Updated

People flocked to Afghanistan's capital Thursday for funerals of lawmakers killed in the country's deadliest-ever homicide bomb attack, which killed some 68 people, most of them schoolchildren.

Six lawmakers, including Sayed Mustafa Kazimi, the chief spokesman of Afghanistan's only opposition group, were among those killed in the Tuesday blast in northern Afghanistan, though witnesses said some of the victims may have been killed or wounded by guards who opened fire after the blast.

Five of the lawmakers, including Kazimi, will be buried in Kabul, said Defense Ministry spokesman Gen. Mohammad Zahir Azimi. One of the slain lawmakers will be buried in Helmand province, he said.

The blast took a heavy toll on young students. It struck just as the lawmakers were about to visit a sugar factory in the province of Baghlan, where local schoolchildren, tribal elders and government officials had lined the streets to greet them.

Gen. Abdul Rahman Sayed Khail said that 106 people also were wounded in the blast, and that authorities were investigating whether some of the casualties were caused by the gunfire that erupted after the incident in Baghlan, some 150 kilometers (95 miles) north of the capital.

Two Afghans have been arrested in connection with the attack. The two had ordered women to leave the blast site before the bombing, raising officials' suspicions, provincial police chief Gen. Abdul Rahman Sayed Khail said.

A deputy education minister, Abdul Ghafor Ghazniwal, said students he had visited in Kabul hospitals told him a conservative cleric had urged female students to go home because they should not be out in public.
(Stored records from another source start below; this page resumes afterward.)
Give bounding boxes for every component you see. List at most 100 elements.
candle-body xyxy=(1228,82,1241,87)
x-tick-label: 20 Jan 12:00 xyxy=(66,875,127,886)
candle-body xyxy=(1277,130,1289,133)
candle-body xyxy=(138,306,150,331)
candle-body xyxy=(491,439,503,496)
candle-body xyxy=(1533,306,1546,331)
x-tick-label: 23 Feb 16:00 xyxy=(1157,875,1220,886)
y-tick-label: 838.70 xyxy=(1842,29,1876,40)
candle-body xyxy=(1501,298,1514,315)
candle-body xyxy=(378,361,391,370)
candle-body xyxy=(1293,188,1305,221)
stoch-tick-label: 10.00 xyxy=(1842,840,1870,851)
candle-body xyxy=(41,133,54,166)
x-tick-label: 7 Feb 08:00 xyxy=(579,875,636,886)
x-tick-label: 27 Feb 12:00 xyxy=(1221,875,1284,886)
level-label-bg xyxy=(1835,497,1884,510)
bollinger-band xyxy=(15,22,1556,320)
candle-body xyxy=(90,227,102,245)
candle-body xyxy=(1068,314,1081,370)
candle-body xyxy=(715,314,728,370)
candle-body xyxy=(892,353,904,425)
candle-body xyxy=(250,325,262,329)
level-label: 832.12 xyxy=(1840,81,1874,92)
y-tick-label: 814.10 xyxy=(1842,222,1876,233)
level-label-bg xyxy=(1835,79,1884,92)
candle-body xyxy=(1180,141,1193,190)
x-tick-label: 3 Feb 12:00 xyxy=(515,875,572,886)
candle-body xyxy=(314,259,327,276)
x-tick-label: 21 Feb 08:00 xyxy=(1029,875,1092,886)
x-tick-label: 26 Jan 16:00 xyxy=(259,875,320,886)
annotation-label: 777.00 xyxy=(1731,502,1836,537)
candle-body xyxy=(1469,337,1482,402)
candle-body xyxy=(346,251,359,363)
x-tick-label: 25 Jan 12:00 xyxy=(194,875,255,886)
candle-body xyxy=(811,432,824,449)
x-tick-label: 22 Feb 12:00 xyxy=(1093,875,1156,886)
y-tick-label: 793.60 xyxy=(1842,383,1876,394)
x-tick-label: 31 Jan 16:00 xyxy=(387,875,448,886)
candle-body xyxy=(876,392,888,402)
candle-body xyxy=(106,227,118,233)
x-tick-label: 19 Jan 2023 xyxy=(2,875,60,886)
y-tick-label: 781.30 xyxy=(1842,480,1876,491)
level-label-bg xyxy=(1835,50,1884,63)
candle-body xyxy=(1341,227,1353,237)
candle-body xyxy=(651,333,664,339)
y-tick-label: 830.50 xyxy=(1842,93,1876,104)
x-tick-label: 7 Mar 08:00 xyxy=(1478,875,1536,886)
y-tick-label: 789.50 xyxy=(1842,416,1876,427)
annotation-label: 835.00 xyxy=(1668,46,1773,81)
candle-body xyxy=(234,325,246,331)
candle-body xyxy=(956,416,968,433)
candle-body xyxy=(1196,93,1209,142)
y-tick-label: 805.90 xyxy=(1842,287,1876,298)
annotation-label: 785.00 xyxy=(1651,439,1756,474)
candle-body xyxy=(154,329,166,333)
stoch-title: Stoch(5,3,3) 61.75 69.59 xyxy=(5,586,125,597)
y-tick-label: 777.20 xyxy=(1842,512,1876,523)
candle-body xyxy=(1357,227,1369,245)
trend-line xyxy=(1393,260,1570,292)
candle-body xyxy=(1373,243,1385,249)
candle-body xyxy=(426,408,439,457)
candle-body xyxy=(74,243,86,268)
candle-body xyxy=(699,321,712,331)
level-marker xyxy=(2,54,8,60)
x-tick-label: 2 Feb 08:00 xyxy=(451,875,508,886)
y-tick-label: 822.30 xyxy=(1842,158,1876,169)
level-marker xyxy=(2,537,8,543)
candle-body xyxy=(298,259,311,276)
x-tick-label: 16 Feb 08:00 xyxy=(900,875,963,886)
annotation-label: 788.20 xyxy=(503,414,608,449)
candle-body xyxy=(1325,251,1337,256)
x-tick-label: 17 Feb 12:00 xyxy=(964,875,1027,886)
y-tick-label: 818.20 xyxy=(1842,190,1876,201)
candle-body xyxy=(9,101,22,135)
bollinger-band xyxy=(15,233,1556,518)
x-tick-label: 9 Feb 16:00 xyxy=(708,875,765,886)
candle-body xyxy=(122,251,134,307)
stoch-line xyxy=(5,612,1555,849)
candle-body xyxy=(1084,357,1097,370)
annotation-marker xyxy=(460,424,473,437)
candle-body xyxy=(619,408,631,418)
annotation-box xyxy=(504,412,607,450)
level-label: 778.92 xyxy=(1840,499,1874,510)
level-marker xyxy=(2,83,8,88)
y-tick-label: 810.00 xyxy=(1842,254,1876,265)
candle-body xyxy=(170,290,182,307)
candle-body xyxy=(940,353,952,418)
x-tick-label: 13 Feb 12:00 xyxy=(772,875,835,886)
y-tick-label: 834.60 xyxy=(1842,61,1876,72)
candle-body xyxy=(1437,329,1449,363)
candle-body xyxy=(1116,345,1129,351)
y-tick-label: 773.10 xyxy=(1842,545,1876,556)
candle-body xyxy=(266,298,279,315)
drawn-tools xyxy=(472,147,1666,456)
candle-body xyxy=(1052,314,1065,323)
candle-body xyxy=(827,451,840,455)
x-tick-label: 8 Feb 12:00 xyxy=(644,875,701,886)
Dr. Khalil Narmgui, of the Baghlani-jadid hospital, said 62 people had been buried in Baghlan province on Wednesday, and that the six lawmakers and possibly others had been transferred to Kabul for burial.

Most of those killed were students, Narmgui said, though he did not have an exact figure. The Ministry of Education confirmed only that at least 18 schoolchildren and five teachers had been killed.

Gunfire erupted from security personnel for a short time after the explosion, said Narmgui, who was at the blast site.

"I ran into a compound, and when the gunfire stopped, I came out and saw that there were dead bodies everywhere," he said.

Five people had been treated for bullet wounds in Baghlani-jadid hospital, Narmgui said. Baghlan's governor, Halam Isakzai, said it was "possible" some victims had been killed by the gunfire.

Sayed Mohammad Bakir Hashimi, a Shiite cleric in Kabul, saw three bullets wounds — one on the chest and two on the hand — on the body of lawmaker Sayed Mustafa Kazimi, the spokesman for Afghanistan's largest opposition political group.

Karzai declared three days of mourning. He called the blast a "terrorist attack," but neither Karzai nor any other officials publicly named any suspects, and no group has claimed responsibility. The Taliban on Tuesday denied it had carried out the bombing.